Select a variable bound to a node
The variable bound to a node pattern can be selected. A node from the graph matching that pattern is represented as a list with information detailing the Elasticsearch document it is from.
SELECT y (1)
FROM "my-graph"
MATCH (x:Person) -[:lives]-> (y:City)
| 1 | This selects data from the pattern bound to y. |
When the variable is bound to a node, selecting it returns a list describing the Elasticsearch document that is represented by that node. The list can be for example ["person", "123"] where the elements mean the following:
-
The 1st element
personis the index name that contains the document represented byy. -
The 2nd element
123is the _id field of the document represented byy.

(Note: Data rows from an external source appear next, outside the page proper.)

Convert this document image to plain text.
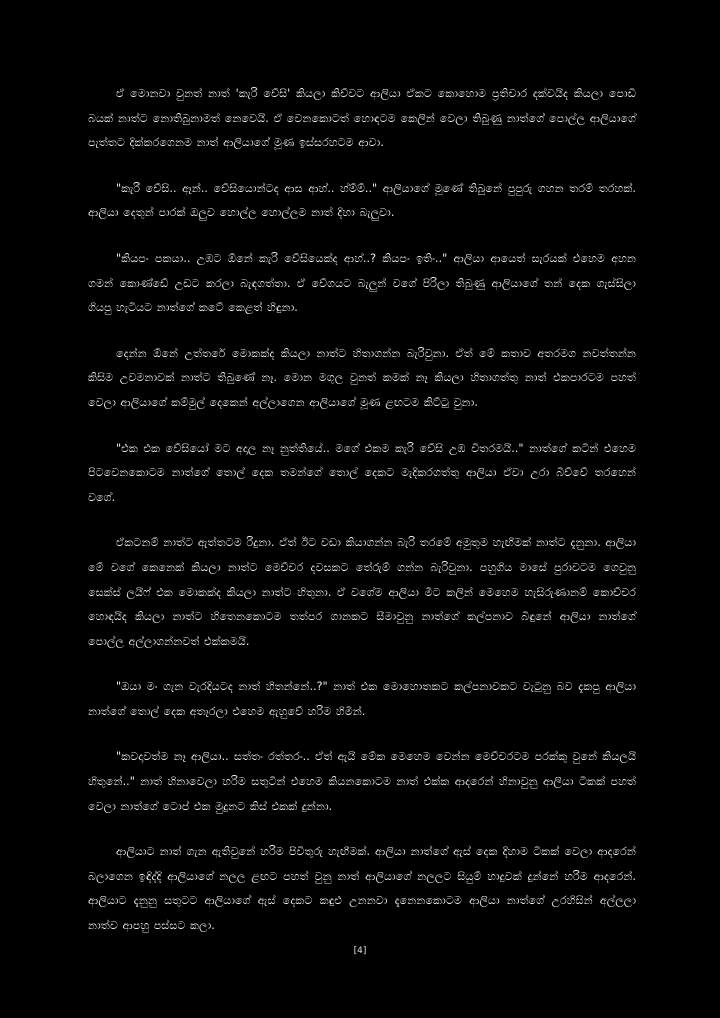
ඒ මොනවා වුනත් නාත් 'කැරි වේසි' කියලා කිව්වට ආලියා ඒකට කොහොම ප්‍රතිචාර දක්වයිද කියලා පොඩි බයක් නාත්ට නොතිබුනාමත් නෙවෙයි. ඒ වෙනකොටත් හොඳටම කෙලින් වෙලා තිබුණු නාත්ගේ පොල්ල ආලියාගේ පැත්තට දික්කරගෙනම නාත් ආලියාගේ මූණ ඉස්සරහටම ආවා.

"කැරි වේසි.. ඈන්.. වේසියොන්ටද ආස ආහ්.. හ්ම්ම්.." ආලියාගේ මූණේ තිබුනේ පුපුරු ගහන තරම් තරහක්. ආලියා දෙතුන් පාරක් ඔලුව හොල්ල හොල්ලම නාත් දිහා බැලුවා.

"කියපං පකයා.. උඹට ඕනේ කැරි වේසියෙක්ද ආහ්..? කියපං ඉතිං.." ආලියා ආයෙත් සැරයක් එහෙම අහන ගමන් කොණ්ඩේ උඩට කරලා බැඳගත්තා. ඒ වේගයට බැලුන් වගේ පිරිලා තිබුණු ආලියාගේ තන් දෙක ගැස්සිලා ගියපු හැටියට නාත්ගේ කටේ කෙළත් හිඳුනා.

දෙන්න ඕනේ උත්තරේ මොකක්ද කියලා නාත්ට හිතාගන්න බැරිවුනා. ඒත් මේ කතාව අතරමග නවත්තන්න කිසිම උවමනාවක් නාත්ට තිබුණේ නෑ. මොන මගුල වුනත් කමක් නෑ කියලා හිතාගත්තු නාත් එකපාරටම පහත් වෙලා ආලියාගේ කම්මුල් දෙකෙන් අල්ලාගෙන ආලියාගේ මූණ ළඟටම කිට්ටු වුනා.

"එක එක වේසියෝ මට අදාල නෑ නුත්තියේ.. මගේ එකම කැරි වේසි උඹ විතරමයි.." නාත්ගේ කටින් එහෙම පිටවෙනකොටම නාත්ගේ තොල් දෙක තමන්ගේ තොල් දෙකට මැදිකරගත්තු ආලියා ඒවා උරා බිව්වේ තරහෙන් වගේ.

ඒකටනම් නාත්ට ඇත්තටම රිදුනා. ඒත් ඊට වඩා කියාගන්න බැරි තරමේ අමුතුම හැඟීමක් නාත්ට දැනුනා. ආලියා මේ වගේ කෙනෙක් කියලා නාත්ට මෙච්චර දවසකට තේරුම් ගන්න බැරිවුනා. පහුගිය මාසේ පුරාවටම ගෙවුනු සෙක්ස් ලයිෆ් එක මොකක්ද කියලා නාත්ට හිතුනා. ඒ වගේම ආලියා මීට කලින් මෙහෙම හැසිරුණානම් කොච්චර හොඳයිද කියලා නාත්ට හිතෙනකොටම තත්පර ගානකට සීමාවුනු නාත්ගේ කල්පනාව බිඳුනේ ආලියා නාත්ගේ පොල්ල අල්ලාගන්නවත් එක්කමයි.

"ඔයා මං ගැන වැරදියටද නාත් හිතන්නේ..?" නාත් එක මොහොතකට කල්පනාවකට වැටුනු බව දැකපු ආලියා නාත්ගේ තොල් දෙක අතෑරලා එහෙම ඇහුවේ හරිම හිමින්.

"කවදාවත්ම නෑ ආලියා.. සත්තං රත්තරං.. ඒත් ඇයි මේක මෙහෙම වෙන්න මෙච්චරටම පරක්කු වුනේ කියලයි හිතුනේ.." නාත් හිනාවෙලා හරිම සතුටින් එහෙම කියනකොටම නාත් එක්ක ආදරෙන් හිනාවුනු ආලියා ටිකක් පහත් වෙලා නාත්ගේ ටොප් එක මුදුනට කිස් එකක් දුන්නා.

ආලියාට නාත් ගැන ඇතිවුනේ හරිම පිවිතුරු හැඟීමක්. ආලියා නාත්ගේ ඇස් දෙක දිහාම ටිකක් වෙලා ආදරෙන් බලාගෙන ඉඳිද්දි ආලියාගේ නලල ළඟට පහත් වුනු නාත් ආලියාගේ නලලට සියුම් හාදුවක් දුන්නේ හරිම ආදරෙන්. ආලියාට දැනුනු සතුටට ආලියාගේ ඇස් දෙකට කඳුළු උනනවා දැනෙනකොටම ආලියා නාත්ගේ උරහිසින් අල්ලලා නාත්ව ආපහු පස්සට කලා.

[4]
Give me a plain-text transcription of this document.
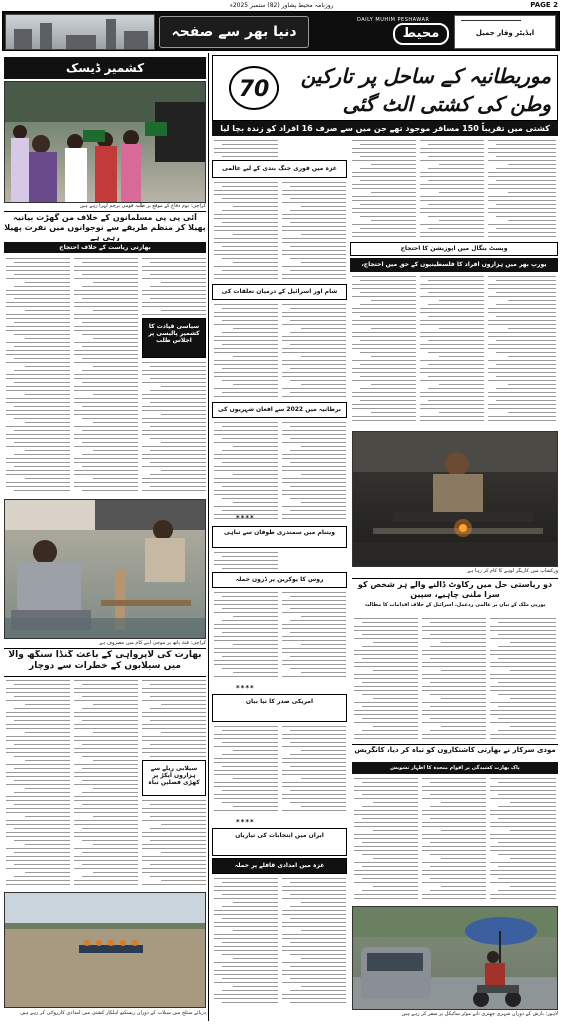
روزنامہ محیط پشاور (82) ستمبر 2025ء	PAGE 2
دنیا بھر سے صفحہ
DAILY MUHIM PESHAWAR
محیط	ایڈیٹر وقار جمیل
کشمیر ڈیسک
کراچی: یوم دفاع کے موقع پر طلبہ قومی پرچم لہرا رہے ہیں
آئی پی پی مسلمانوں کے خلاف من گھڑت بیانیہ پھیلا کر منظم طریقے سے نوجوانوں میں نفرت پھیلا رہی ہے
بھارتی ریاست کے خلاف احتجاج
سیاسی قیادت کا کشمیر پالیسی پر اجلاس طلب
کراچی: فٹ پاتھ پر موچی اپنے کام میں مصروف ہے
بھارت کی لاپرواہی کے باعث گنڈا سنگھ والا میں سیلابوں کے خطرات سے دوچار
سیلابی ریلے سے ہزاروں ایکڑ پر کھڑی فصلیں تباہ
دریائے ستلج میں سیلاب کے دوران ریسکیو اہلکار کشتی میں امدادی کارروائی کر رہے ہیں
موریطانیہ کے ساحل پر تارکین وطن کی کشتی الٹ گئی
70
کشتی میں تقریباً 150 مسافر موجود تھے جن میں سے صرف 16 افراد کو زندہ بچا لیا
غزہ میں فوری جنگ بندی کے لیے عالمی
ویسٹ بنگال میں اپوزیشن کا احتجاج
یورپ بھر میں ہزاروں افراد کا فلسطینیوں کے حق میں احتجاج،
شام اور اسرائیل کے درمیان تعلقات کی
برطانیہ میں 2022 سے افغان شہریوں کی
****
ورکشاپ میں کاریگر لوہے کا کام کر رہا ہے
ویتنام میں سمندری طوفان سے تباہی
روس کا یوکرین پر ڈرون حملہ
****
امریکی صدر کا نیا بیان
****
ایران میں انتخابات کی تیاریاں
غزہ میں امدادی قافلے پر حملہ
دو ریاستی حل میں رکاوٹ ڈالنے والے ہر شخص کو سزا ملنی چاہیے، سپین
یورپی ملک کے بیان پر عالمی ردعمل، اسرائیل کے خلاف اقدامات کا مطالبہ
مودی سرکار نے بھارتی کاشتکاروں کو تباہ کر دیا، کانگریس
پاک بھارت کشیدگی پر اقوام متحدہ کا اظہار تشویش
لاہور: بارش کے دوران شہری چھتری تانے موٹر سائیکل پر سفر کر رہے ہیں
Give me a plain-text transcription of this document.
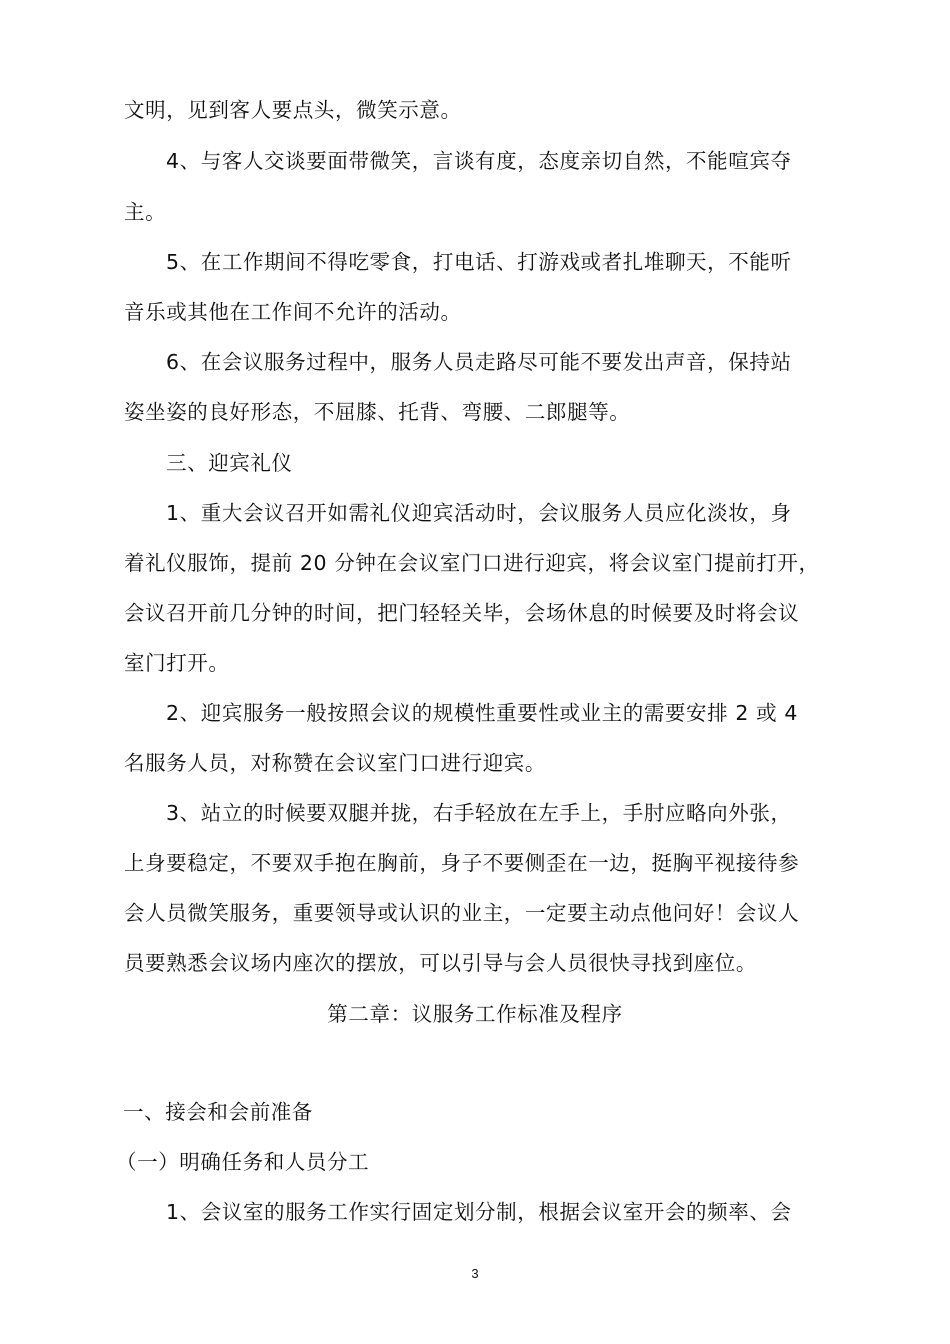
文明，见到客人要点头，微笑示意。
4、与客人交谈要面带微笑，言谈有度，态度亲切自然，不能喧宾夺
主。
5、在工作期间不得吃零食，打电话、打游戏或者扎堆聊天，不能听
音乐或其他在工作间不允许的活动。
6、在会议服务过程中，服务人员走路尽可能不要发出声音，保持站
姿坐姿的良好形态，不屈膝、托背、弯腰、二郎腿等。
三、迎宾礼仪
1、重大会议召开如需礼仪迎宾活动时，会议服务人员应化淡妆，身
着礼仪服饰，提前 20 分钟在会议室门口进行迎宾，将会议室门提前打开，
会议召开前几分钟的时间，把门轻轻关毕，会场休息的时候要及时将会议
室门打开。
2、迎宾服务一般按照会议的规模性重要性或业主的需要安排 2 或 4
名服务人员，对称赞在会议室门口进行迎宾。
3、站立的时候要双腿并拢，右手轻放在左手上，手肘应略向外张，
上身要稳定，不要双手抱在胸前，身子不要侧歪在一边，挺胸平视接待参
会人员微笑服务，重要领导或认识的业主，一定要主动点他问好！会议人
员要熟悉会议场内座次的摆放，可以引导与会人员很快寻找到座位。
第二章：议服务工作标准及程序
一、接会和会前准备
（一）明确任务和人员分工
1、会议室的服务工作实行固定划分制，根据会议室开会的频率、会
3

Select a node’s property via the bound variable
It is also possible to retrieve the property of a node, which is taken from a field of the Elasticsearch document that is represented by that node.
SELECT x.name (1)
FROM "my-graph"
MATCH (x:Person) -[:lives]-> (y:City)
| 1 | This selects the field name from the node pattern bound to x, labelled Person. |
Select a variable bound to an edge
The variable bound to an edge pattern can be selected. We return the label of the edge in that case. This is useful when the label of an edge in a pattern is unknown.
SELECT u (1)
FROM "my-graph"
MATCH (:Person) -[u]-> (:City)
| 1 | This returns isLocatedIn since u is bound to an edge which only possible label based on the graph data model is isLocatedIn. |
Select the variable bound to a path pattern
A path pattern can also be bound to a variable. This is useful when the components of a path are needed as result. The variable is then bound to all node and edge patterns declared in the path pattern.
SELECT p (2)
FROM "my-graph"
MATCH p = (:Person) -[:lives]-> (:City) <-[:has_capital]- (:Country) (1)
| 1 | The variable p is bound to the path pattern (x:Person) -[:lives]→ (y:City) ←[:has_capital]- (z:Country). |
| 2 | The variable p is selected. |
The result of selecting p is a list containing the textual representation of the nodes and edges making up the path that matched the pattern.
[
[ "person", "123" ],
[ "lives" ],
[ "city", "Berlin" ],
[ "has_capital" ],
[ "country", "Germany" ]
]